Dear Jim, please can you fix it for me…
Yes.
* * *
He and Sherlock have so much in common that they might almost be friends, if they had friends, and if they didn’t hold one another in such contempt that they share everything from opposite sides, Sherlock over a body Jim has given him, a gift, and Jim over grainy surveillance tapes that Sherlock doesn’t know exist.

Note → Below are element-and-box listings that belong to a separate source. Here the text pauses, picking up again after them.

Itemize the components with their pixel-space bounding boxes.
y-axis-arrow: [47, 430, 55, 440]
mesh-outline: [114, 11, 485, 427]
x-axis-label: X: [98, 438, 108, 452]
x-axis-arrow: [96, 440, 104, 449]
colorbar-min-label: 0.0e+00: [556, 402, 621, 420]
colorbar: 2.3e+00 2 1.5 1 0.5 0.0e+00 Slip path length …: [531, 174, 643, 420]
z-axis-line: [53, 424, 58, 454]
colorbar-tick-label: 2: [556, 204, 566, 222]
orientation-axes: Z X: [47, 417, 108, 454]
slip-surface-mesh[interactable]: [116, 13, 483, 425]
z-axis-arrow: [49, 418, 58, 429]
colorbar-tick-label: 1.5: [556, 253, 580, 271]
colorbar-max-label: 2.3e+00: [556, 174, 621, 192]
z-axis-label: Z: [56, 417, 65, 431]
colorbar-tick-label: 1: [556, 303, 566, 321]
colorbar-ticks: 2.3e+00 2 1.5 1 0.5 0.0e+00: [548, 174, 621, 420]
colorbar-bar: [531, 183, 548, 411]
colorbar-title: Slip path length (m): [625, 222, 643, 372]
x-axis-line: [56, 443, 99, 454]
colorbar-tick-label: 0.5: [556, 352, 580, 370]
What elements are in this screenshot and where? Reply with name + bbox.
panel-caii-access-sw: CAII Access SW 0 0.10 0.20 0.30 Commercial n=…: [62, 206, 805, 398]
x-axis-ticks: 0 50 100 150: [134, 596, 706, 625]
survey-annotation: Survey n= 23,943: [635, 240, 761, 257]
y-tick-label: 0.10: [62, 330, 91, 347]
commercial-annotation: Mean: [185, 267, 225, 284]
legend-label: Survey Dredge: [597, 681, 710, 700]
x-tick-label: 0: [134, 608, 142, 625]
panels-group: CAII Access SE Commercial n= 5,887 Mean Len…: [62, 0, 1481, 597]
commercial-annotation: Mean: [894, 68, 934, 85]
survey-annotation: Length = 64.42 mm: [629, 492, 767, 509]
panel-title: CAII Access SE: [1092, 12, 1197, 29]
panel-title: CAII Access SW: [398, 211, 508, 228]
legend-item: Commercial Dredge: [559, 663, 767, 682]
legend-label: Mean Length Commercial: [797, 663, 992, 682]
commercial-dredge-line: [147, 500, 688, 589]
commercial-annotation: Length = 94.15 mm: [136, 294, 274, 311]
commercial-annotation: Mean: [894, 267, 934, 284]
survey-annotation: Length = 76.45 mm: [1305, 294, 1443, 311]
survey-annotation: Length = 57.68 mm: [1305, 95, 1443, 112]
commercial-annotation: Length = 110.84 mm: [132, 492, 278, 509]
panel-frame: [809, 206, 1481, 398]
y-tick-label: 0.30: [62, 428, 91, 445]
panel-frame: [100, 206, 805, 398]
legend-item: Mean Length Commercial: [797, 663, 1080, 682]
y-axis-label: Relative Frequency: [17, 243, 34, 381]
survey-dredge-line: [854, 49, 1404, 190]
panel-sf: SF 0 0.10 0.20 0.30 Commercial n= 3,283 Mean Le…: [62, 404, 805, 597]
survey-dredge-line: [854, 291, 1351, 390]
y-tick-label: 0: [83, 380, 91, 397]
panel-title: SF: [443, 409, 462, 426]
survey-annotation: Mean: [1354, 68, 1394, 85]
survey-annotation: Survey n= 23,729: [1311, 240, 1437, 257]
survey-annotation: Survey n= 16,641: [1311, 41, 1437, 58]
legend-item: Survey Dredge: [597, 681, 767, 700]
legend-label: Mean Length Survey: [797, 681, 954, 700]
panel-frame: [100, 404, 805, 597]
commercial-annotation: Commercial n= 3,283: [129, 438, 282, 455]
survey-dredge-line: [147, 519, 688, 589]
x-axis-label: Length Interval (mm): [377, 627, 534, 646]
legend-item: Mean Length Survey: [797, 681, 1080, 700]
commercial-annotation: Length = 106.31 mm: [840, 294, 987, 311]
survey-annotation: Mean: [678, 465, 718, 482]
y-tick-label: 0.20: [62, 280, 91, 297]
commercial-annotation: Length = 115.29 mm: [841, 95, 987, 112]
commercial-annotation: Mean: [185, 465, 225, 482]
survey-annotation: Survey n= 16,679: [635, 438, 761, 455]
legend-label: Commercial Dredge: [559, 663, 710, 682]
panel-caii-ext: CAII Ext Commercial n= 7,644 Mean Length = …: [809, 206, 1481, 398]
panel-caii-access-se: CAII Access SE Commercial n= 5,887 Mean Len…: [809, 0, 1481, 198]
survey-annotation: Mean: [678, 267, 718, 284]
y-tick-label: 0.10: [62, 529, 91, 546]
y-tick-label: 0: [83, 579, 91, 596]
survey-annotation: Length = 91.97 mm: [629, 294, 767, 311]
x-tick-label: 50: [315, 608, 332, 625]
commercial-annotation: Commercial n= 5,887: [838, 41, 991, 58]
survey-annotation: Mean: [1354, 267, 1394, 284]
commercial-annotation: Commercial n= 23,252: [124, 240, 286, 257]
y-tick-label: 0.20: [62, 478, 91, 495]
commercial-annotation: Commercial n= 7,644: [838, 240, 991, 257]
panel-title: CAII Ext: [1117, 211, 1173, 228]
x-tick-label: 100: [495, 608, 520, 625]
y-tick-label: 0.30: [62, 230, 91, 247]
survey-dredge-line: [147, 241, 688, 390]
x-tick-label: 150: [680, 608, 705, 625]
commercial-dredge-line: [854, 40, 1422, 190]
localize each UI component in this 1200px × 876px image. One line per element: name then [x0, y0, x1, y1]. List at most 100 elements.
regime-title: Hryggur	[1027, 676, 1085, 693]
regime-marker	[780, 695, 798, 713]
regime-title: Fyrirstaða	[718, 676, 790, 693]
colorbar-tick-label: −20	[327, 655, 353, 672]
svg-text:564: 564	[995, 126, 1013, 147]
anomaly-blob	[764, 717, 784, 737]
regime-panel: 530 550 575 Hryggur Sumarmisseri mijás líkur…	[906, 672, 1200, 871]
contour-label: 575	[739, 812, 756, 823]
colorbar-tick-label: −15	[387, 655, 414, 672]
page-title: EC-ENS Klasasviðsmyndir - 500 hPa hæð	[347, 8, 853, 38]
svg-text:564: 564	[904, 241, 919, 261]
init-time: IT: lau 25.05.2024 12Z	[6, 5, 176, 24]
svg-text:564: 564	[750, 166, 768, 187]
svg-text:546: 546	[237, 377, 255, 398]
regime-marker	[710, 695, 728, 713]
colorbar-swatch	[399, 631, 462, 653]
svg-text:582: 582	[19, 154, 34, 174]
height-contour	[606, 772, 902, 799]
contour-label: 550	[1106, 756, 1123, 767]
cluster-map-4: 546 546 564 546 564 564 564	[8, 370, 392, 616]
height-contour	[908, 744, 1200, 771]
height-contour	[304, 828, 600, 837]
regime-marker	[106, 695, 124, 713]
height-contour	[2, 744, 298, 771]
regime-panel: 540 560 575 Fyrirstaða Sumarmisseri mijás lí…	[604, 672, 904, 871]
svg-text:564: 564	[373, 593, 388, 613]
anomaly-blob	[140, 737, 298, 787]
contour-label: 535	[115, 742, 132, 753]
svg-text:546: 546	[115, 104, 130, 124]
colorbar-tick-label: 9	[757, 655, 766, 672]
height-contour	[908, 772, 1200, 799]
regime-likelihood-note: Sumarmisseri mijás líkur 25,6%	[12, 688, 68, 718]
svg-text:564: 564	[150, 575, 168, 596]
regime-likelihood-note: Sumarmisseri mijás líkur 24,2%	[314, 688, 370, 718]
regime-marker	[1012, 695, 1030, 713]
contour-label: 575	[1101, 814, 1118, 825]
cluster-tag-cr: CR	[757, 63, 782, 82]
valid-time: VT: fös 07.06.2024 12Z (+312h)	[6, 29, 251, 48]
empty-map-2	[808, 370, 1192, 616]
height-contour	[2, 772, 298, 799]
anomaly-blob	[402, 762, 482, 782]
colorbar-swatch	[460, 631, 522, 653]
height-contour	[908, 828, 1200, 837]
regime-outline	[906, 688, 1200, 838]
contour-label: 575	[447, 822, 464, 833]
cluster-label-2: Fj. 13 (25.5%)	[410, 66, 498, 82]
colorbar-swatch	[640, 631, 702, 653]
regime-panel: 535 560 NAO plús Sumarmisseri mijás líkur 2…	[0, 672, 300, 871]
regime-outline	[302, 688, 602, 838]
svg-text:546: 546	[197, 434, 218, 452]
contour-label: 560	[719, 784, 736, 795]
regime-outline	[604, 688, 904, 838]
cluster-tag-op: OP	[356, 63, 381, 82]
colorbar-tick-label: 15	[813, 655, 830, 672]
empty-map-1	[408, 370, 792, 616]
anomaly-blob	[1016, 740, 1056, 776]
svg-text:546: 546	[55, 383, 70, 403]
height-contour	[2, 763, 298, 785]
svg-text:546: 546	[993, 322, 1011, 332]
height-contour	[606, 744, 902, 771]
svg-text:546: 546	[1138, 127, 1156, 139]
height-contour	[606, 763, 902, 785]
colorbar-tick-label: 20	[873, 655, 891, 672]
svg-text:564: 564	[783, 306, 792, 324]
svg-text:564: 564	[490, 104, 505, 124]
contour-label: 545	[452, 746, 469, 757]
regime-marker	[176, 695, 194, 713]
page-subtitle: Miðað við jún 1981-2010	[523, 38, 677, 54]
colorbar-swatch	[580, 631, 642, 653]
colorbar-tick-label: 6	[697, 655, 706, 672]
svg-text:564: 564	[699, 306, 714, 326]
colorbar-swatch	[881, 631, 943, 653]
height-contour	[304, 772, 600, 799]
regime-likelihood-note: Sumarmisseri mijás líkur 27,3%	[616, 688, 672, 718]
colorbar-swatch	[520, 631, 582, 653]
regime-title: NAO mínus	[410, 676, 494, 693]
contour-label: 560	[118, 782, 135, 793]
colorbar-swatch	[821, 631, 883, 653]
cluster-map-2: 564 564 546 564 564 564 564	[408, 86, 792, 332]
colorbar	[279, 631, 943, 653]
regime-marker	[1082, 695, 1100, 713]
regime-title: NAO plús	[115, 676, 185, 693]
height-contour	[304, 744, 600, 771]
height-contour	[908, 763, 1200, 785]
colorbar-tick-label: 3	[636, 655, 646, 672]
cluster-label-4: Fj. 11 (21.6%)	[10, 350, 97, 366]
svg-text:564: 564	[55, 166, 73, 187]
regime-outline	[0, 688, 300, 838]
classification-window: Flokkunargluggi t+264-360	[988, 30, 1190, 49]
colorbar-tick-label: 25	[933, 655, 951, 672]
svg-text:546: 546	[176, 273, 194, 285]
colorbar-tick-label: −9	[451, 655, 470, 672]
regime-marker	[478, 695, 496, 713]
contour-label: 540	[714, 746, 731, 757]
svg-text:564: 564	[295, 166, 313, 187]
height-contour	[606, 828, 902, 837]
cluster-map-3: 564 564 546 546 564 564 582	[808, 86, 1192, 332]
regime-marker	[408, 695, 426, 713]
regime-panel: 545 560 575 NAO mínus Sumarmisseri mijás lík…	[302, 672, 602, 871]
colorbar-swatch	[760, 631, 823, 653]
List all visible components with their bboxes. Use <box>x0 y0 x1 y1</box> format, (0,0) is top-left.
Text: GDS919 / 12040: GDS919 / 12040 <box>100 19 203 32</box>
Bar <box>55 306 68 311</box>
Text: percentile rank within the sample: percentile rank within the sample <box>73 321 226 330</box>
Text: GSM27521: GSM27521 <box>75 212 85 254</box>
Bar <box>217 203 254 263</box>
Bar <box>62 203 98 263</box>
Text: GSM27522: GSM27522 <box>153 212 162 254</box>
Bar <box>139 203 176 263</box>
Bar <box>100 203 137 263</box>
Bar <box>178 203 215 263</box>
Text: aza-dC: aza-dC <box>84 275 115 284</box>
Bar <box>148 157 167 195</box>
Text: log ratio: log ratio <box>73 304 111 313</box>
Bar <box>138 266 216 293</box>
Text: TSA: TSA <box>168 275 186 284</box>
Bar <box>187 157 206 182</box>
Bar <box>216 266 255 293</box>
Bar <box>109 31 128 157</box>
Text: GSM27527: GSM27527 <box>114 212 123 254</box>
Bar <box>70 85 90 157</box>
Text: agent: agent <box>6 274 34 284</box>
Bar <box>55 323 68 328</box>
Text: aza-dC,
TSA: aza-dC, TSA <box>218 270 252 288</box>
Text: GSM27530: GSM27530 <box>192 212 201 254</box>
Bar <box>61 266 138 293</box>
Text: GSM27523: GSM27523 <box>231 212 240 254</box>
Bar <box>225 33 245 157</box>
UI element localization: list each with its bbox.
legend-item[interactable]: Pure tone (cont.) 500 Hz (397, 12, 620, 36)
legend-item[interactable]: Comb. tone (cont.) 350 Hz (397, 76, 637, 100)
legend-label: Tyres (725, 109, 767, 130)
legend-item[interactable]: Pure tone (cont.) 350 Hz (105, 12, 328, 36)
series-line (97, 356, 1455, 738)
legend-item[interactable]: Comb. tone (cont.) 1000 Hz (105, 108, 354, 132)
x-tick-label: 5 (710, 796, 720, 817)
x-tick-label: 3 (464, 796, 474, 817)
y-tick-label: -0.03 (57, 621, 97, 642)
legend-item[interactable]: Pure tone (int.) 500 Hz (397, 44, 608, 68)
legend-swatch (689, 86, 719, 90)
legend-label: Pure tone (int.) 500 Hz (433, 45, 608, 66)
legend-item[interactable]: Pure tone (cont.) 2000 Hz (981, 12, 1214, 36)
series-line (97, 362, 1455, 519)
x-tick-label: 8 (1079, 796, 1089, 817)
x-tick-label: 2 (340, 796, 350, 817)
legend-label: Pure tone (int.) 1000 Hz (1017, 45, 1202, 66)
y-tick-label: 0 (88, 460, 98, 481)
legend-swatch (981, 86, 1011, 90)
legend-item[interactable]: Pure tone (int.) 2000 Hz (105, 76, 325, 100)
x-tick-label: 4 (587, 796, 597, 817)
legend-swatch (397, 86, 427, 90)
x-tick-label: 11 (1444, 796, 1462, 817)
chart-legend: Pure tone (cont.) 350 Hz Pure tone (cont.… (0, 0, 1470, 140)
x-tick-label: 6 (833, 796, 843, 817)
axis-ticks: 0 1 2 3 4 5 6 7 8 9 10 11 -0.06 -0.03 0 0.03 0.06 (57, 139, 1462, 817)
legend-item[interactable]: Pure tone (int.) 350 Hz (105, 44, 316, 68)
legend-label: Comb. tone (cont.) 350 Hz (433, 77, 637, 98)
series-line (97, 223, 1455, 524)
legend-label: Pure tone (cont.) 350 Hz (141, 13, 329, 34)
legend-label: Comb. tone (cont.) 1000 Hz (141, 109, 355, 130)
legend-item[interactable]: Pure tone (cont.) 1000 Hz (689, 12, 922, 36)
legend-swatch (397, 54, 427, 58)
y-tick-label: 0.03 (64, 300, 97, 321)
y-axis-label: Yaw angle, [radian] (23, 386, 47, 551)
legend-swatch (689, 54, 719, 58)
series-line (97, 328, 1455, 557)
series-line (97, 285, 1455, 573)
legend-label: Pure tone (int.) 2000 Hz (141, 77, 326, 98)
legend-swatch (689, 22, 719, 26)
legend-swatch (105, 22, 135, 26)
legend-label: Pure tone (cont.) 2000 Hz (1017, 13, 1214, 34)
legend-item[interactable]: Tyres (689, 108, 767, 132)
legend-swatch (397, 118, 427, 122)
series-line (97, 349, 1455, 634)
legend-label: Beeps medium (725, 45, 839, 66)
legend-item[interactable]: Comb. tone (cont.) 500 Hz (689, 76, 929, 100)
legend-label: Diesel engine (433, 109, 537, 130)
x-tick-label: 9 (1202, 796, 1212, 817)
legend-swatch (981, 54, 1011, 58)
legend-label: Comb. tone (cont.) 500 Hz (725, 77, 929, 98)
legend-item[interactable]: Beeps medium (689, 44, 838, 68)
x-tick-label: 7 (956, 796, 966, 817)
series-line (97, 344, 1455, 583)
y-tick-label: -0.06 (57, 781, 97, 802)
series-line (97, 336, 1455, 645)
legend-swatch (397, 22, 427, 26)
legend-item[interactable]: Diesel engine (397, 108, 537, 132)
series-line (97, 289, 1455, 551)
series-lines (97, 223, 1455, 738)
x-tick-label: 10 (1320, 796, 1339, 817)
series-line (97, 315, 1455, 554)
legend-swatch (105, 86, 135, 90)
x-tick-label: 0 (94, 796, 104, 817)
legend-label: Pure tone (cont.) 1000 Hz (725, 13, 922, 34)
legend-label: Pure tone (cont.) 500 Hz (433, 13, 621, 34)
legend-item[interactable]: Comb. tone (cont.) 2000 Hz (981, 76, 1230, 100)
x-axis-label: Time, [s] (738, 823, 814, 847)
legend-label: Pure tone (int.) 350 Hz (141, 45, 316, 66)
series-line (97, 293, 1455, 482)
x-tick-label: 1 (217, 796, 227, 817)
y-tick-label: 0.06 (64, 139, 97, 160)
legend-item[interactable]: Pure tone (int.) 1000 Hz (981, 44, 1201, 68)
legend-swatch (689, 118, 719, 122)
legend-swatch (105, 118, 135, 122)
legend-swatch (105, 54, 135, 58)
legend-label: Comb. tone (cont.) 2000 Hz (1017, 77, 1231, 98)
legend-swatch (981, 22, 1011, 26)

Sometimes he thinks it would be wonderful if they could share this too, the madness and the mathematics that are constant in his mind. But there is one obstacle to reaching Sherlock’s vast and complicated brain, one simple switch that must be catered to.
Sherlock will only care about things that are relevant.
So Jim will have to make this relevant, too.
“I need a body,” he says to Sebastian, already sounding bored. He is bored - this is just the rigmarole, the opener to the dance. “And kill him quietly. I’ll need to do it loudly later.”
Sebastian nods, starts to slide a knife into the sheath hung at his belt, until Jim’s hands stop him.
“No, no, no,” he says. “I'll need him to bleed as well, when I’m ready for him. You can be a little cruder.”
Sebastian finally leaves with a vial of abrin and a set of tools. He prefers to do his work by hand, but this time they need something else.
He does well. Jim is very pleased and lets his fingers trace a map of complicated functors on the smooth skin of his subordinate’s bare stomach. Sebastian gasps.
Later, Jim plots out every point of blood around the body his right-hand man has prepared for him, smooth, continuous curve of evidence if only Sherlock sees it. Each drop precisely positioned, a pattern, an equation there to be interpreted, and maybe he is rather showing his hand a little, but he wants the message to be found.
And as he places every tiny silent witness to the crime, he smiles.
Some might see what he’s doing and suggest that it is Jim who is the artist, Jim who is the right brain. Those people would not live to see the completion of Jim's work, because they are wrong, wrong in a way Jim cannot tolerate and never will. Jim is the science and the logic, and it's more than a life’s worth to suggest more to it than that.